We were entering the food court, which was teeming with the damned. Funny how people often stuck to a schedule—it was 12:32 p.m. HST (Hellish standard time), so that meant it was time to hang in the food court and stand in line, choke down something you were allergic to, be offered drinks you couldn’t stand, or get stuck talking to people you cordially loathed.

Speaking of cordial loathing, the Ant was at one of the larger tables with Cathie and Father Markus. She saw us and kept talking. Cathie turned, spotted us, rolled her eyes, and jerked her head in a “come on over” gesture. The Ant’s surliness made Cathie seem like Miss Congeniality (and I should know).20

A path magically cleared for us and we started toward them. I could see Cindy and Lawrence sharing a table and talking, Cindy with her hands while she gabbled at him, Lawrence leaning forward and listening intently, smiling every once in a while. Good; that was settled, then. One less thing to worry about.

I could sense Sinclair’s surprise and pleasure at the deference, and . . . yep, there it was.

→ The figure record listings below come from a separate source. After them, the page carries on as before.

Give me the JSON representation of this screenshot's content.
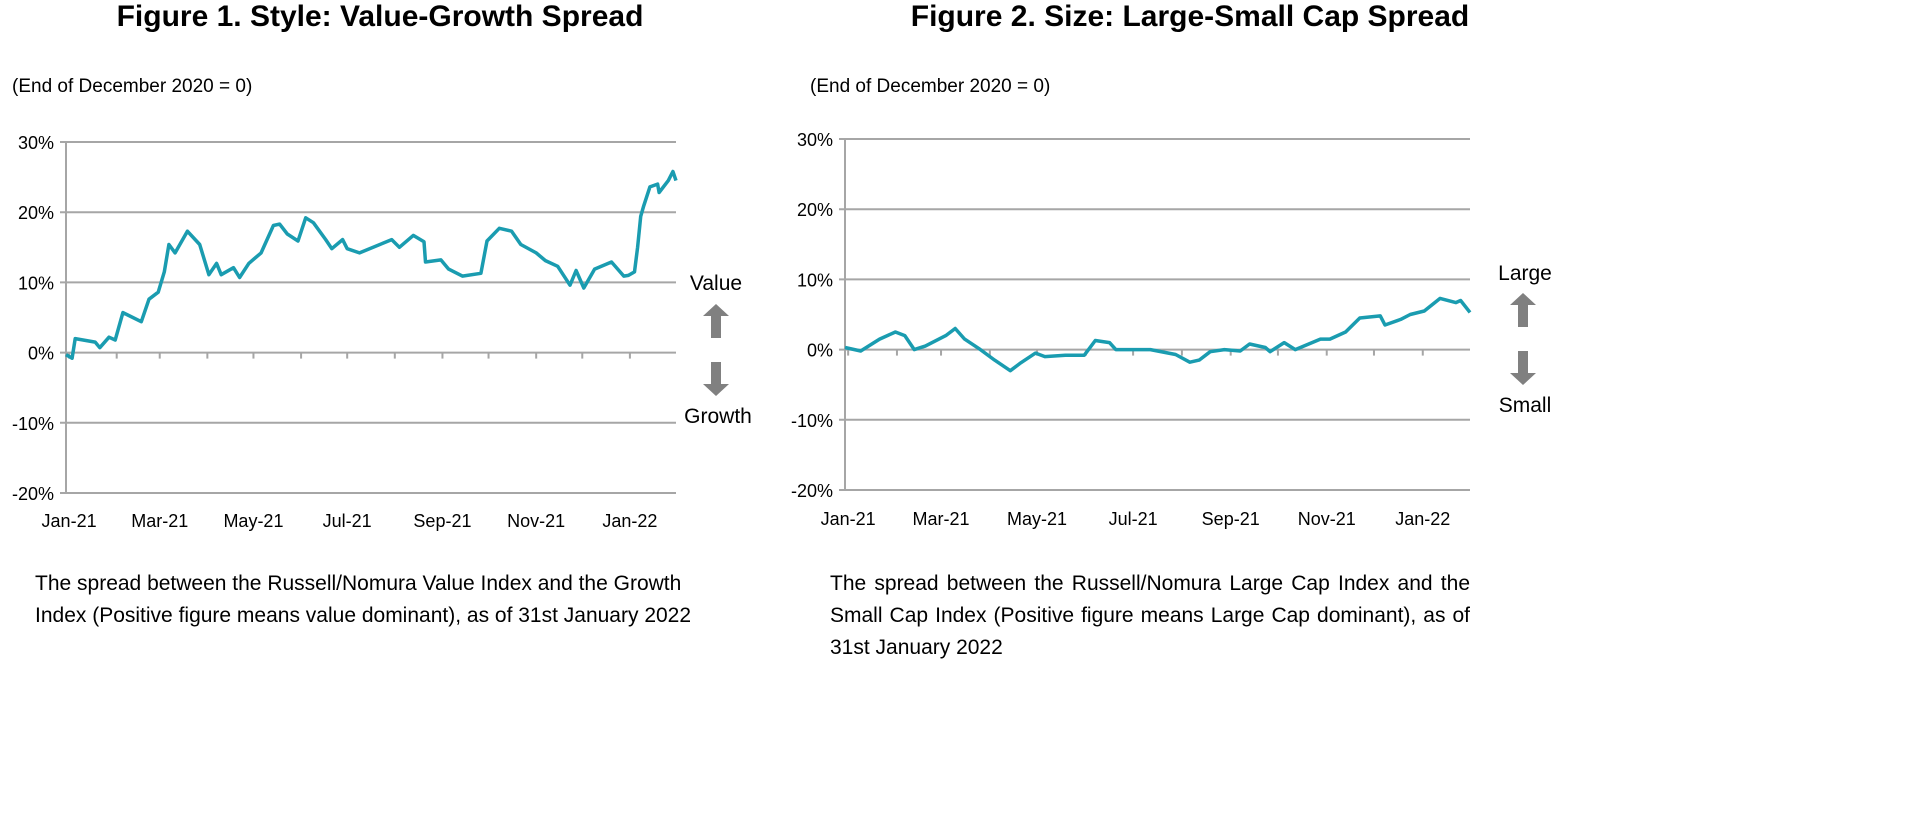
{
  "line_color": "#1a9cb0",
  "grid_color": "#a6a6a6",
  "arrow_color": "#808080",
  "chart_data": [
    {
      "type": "line",
      "title": "Figure 1. Style: Value-Growth Spread",
      "subtitle": "(End of December 2020 = 0)",
      "ylim": [
        -20,
        30
      ],
      "yticks": [
        -20,
        -10,
        0,
        10,
        20,
        30
      ],
      "ytick_labels": [
        "-20%",
        "-10%",
        "0%",
        "10%",
        "20%",
        "30%"
      ],
      "xtick_labels": [
        "Jan-21",
        "Mar-21",
        "May-21",
        "Jul-21",
        "Sep-21",
        "Nov-21",
        "Jan-22"
      ],
      "xtick_dates": [
        "2021-01-01",
        "2021-03-01",
        "2021-05-01",
        "2021-07-01",
        "2021-09-01",
        "2021-11-01",
        "2022-01-01"
      ],
      "xlim": [
        "2020-12-30",
        "2022-01-31"
      ],
      "grid": true,
      "up_label": "Value",
      "down_label": "Growth",
      "caption": "The spread between the Russell/Nomura Value Index and the Growth Index (Positive figure means value dominant), as of 31st January 2022",
      "x": [
        "2020-12-30",
        "2021-01-03",
        "2021-01-05",
        "2021-01-18",
        "2021-01-21",
        "2021-01-27",
        "2021-01-31",
        "2021-02-05",
        "2021-02-17",
        "2021-02-22",
        "2021-02-28",
        "2021-03-04",
        "2021-03-07",
        "2021-03-11",
        "2021-03-19",
        "2021-03-27",
        "2021-04-02",
        "2021-04-07",
        "2021-04-10",
        "2021-04-18",
        "2021-04-22",
        "2021-04-28",
        "2021-05-06",
        "2021-05-14",
        "2021-05-18",
        "2021-05-23",
        "2021-05-30",
        "2021-06-04",
        "2021-06-09",
        "2021-06-17",
        "2021-06-21",
        "2021-06-28",
        "2021-07-01",
        "2021-07-09",
        "2021-07-30",
        "2021-08-04",
        "2021-08-13",
        "2021-08-20",
        "2021-08-21",
        "2021-08-31",
        "2021-09-05",
        "2021-09-14",
        "2021-09-26",
        "2021-09-30",
        "2021-10-08",
        "2021-10-16",
        "2021-10-22",
        "2021-11-01",
        "2021-11-07",
        "2021-11-15",
        "2021-11-23",
        "2021-11-27",
        "2021-12-02",
        "2021-12-09",
        "2021-12-20",
        "2021-12-28",
        "2021-12-31",
        "2022-01-04",
        "2022-01-06",
        "2022-01-08",
        "2022-01-10",
        "2022-01-14",
        "2022-01-19",
        "2022-01-20",
        "2022-01-26",
        "2022-01-29",
        "2022-01-31"
      ],
      "y": [
        -0.3,
        -0.8,
        2.0,
        1.5,
        0.7,
        2.2,
        1.8,
        5.7,
        4.4,
        7.6,
        8.6,
        11.5,
        15.4,
        14.2,
        17.3,
        15.4,
        11.1,
        12.7,
        11.1,
        12.1,
        10.7,
        12.7,
        14.2,
        18.1,
        18.3,
        16.9,
        15.9,
        19.2,
        18.5,
        16.1,
        14.8,
        16.1,
        14.8,
        14.2,
        16.1,
        15.0,
        16.7,
        15.8,
        12.9,
        13.2,
        11.9,
        10.9,
        11.3,
        15.9,
        17.7,
        17.3,
        15.4,
        14.2,
        13.1,
        12.3,
        9.6,
        11.7,
        9.2,
        11.9,
        12.9,
        10.9,
        11.0,
        11.5,
        15.0,
        19.4,
        20.9,
        23.6,
        24.0,
        22.8,
        24.5,
        25.8,
        24.5
      ]
    },
    {
      "type": "line",
      "title": "Figure 2. Size: Large-Small Cap Spread",
      "subtitle": "(End of December 2020 = 0)",
      "ylim": [
        -20,
        30
      ],
      "yticks": [
        -20,
        -10,
        0,
        10,
        20,
        30
      ],
      "ytick_labels": [
        "-20%",
        "-10%",
        "0%",
        "10%",
        "20%",
        "30%"
      ],
      "xtick_labels": [
        "Jan-21",
        "Mar-21",
        "May-21",
        "Jul-21",
        "Sep-21",
        "Nov-21",
        "Jan-22"
      ],
      "xtick_dates": [
        "2021-01-01",
        "2021-03-01",
        "2021-05-01",
        "2021-07-01",
        "2021-09-01",
        "2021-11-01",
        "2022-01-01"
      ],
      "xlim": [
        "2020-12-30",
        "2022-01-31"
      ],
      "grid": true,
      "up_label": "Large",
      "down_label": "Small",
      "caption": "The spread between the Russell/Nomura Large Cap Index and the Small Cap Index (Positive figure means Large Cap dominant), as of 31st January 2022",
      "x": [
        "2020-12-30",
        "2021-01-09",
        "2021-01-21",
        "2021-01-31",
        "2021-02-06",
        "2021-02-12",
        "2021-02-19",
        "2021-03-04",
        "2021-03-10",
        "2021-03-16",
        "2021-03-26",
        "2021-04-04",
        "2021-04-14",
        "2021-04-20",
        "2021-04-30",
        "2021-05-06",
        "2021-05-19",
        "2021-05-31",
        "2021-06-07",
        "2021-06-16",
        "2021-06-20",
        "2021-07-12",
        "2021-07-28",
        "2021-08-06",
        "2021-08-12",
        "2021-08-19",
        "2021-08-28",
        "2021-09-07",
        "2021-09-13",
        "2021-09-23",
        "2021-09-26",
        "2021-10-05",
        "2021-10-12",
        "2021-10-28",
        "2021-11-03",
        "2021-11-13",
        "2021-11-22",
        "2021-12-05",
        "2021-12-08",
        "2021-12-18",
        "2021-12-24",
        "2022-01-02",
        "2022-01-12",
        "2022-01-22",
        "2022-01-25",
        "2022-01-31"
      ],
      "y": [
        0.3,
        -0.2,
        1.5,
        2.5,
        2.0,
        0.0,
        0.5,
        2.0,
        3.0,
        1.5,
        0.0,
        -1.5,
        -3.0,
        -2.0,
        -0.5,
        -1.0,
        -0.8,
        -0.8,
        1.3,
        1.0,
        0.0,
        0.0,
        -0.7,
        -1.8,
        -1.5,
        -0.3,
        0.0,
        -0.2,
        0.8,
        0.3,
        -0.3,
        1.0,
        0.0,
        1.5,
        1.5,
        2.5,
        4.5,
        4.8,
        3.5,
        4.3,
        5.0,
        5.5,
        7.3,
        6.7,
        7.0,
        5.3
      ]
    }
  ]
}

Pride, too, that I could command that kind of respect. He knew they had no idea who he was, knew they weren’t parting like the Red Sea for him or Marc or Tina. Seeing so clearly into his emotional state made me ashamed it had taken me so long to let him come back to Hell. Our link working here was no excuse; the link worked fine in the real world, too. I could have seen his pride in me if I’d bothered to look. Instead, the only things I looked for were reasons to exclude him.